The great recruiters rose to the top, expertly balancing the fine line of candidate attraction advertising across job boards such as CV Library, Reed, Monster and Totaljobs, as well as LinkedIn and Indeed. They concentrated on maximising their candidate and talent attraction, getting the most bang for their buck. I know this because it’s my job to advise, negotiate and buy space across all these channels for them. The great recruiters use posting tools like WaveTrackR to know which job boards work for them and which don’t. They make sure their website is optimised for search engines and advertise their roles on their own platform, benefitting from the free traffic that the likes of Google offer them. They charge a fair rate and are profitable. 

The industry is not without its challenges, its rogues and those chancing their arm, but name me an industry that doesn’t. The winners in this? The successful agencies were profitable and the clients had competitively priced or even cheap recruitment. I say cheap as I refer you back to that print ad I placed. However, the candidate experience was pretty poor, all round. Recruiters rushed to get candidates to managers, managers never rushed to review, candidates were lost but replaced by others (candidates and agencies). There were calls for change to the process but no one wanted to go first. Demand impacts supply and the view was that while clients are being supplied cheap candidates why would they want to pay more?
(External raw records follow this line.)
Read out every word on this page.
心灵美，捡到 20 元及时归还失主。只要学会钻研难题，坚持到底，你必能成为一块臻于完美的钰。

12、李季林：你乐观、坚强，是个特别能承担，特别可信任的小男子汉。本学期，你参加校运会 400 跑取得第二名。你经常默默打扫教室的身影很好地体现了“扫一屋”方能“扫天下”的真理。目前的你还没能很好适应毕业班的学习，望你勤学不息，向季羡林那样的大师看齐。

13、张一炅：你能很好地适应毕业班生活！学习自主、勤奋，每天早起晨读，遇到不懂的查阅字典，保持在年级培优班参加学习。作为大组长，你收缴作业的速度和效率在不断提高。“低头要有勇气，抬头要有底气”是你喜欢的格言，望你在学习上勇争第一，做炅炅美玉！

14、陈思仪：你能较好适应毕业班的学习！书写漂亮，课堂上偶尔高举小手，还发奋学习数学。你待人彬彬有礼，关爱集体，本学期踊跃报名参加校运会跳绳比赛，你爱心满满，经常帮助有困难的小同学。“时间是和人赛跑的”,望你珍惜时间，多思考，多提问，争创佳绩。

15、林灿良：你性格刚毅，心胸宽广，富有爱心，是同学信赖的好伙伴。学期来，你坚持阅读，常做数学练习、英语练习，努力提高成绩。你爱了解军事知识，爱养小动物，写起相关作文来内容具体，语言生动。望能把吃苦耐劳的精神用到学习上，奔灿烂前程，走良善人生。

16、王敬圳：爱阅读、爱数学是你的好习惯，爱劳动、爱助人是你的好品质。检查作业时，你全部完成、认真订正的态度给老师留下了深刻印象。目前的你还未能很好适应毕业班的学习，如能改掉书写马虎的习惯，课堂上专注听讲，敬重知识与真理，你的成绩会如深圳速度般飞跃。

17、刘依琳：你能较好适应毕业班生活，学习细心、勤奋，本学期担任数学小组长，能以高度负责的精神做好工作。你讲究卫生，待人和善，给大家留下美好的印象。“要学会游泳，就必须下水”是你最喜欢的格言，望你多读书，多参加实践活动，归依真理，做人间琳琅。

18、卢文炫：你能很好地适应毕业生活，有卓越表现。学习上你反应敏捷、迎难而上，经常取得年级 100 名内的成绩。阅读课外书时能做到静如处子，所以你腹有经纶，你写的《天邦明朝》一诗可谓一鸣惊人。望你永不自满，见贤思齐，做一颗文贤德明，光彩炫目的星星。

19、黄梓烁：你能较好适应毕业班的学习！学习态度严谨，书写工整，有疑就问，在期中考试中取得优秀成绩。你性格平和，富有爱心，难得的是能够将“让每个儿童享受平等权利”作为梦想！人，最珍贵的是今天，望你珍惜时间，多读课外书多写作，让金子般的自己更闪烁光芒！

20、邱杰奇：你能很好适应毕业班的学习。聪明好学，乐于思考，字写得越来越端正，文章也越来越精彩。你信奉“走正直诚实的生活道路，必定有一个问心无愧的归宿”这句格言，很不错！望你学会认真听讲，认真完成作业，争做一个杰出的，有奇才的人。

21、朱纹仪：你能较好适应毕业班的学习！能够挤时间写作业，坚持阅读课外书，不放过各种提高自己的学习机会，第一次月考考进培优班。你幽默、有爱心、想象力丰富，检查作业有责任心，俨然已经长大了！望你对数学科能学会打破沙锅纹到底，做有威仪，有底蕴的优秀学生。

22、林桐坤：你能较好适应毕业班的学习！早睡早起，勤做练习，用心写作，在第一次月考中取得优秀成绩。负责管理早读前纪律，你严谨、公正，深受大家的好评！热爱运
But is all this about to change? Totaljobs/Jobsite, owned by StepStone, have made the decision to increase their rates in some areas by 400%. Some see it as crazy, it has infuriated many and the sudden change of pricing has left thousand of recruiters out of kilter when it comes to budgets. Others will no doubt follow as the job boards attempt to correct a decision they made years ago when they allowed the standard rate for an online job (£250) to be driven lower and lower for agencies. As it happens, corporate clients are still charged around £250 per job all these years later. 

This will take some correcting and I can foresee a few different routes in the way we advertise and the way we pay for advertising but ultimately the time is up for clients paying low rates to agencies for their services. We’d already seen this in the last year or so as the candidate supply dried up and jobs increased, the balance of power shifting from the hiring managers to the recruitment agencies, but I expect this will increase further. This will spell further bad news for those recruiters who have only just about recovered through COVID and I fear for some business. But just like the energy companies who shift their costs to the consumers, I can foresee recruitment companies shifting these costs to their clients. Now, I’m off to buy a copy of the FT to see if they are running any recruitment ads.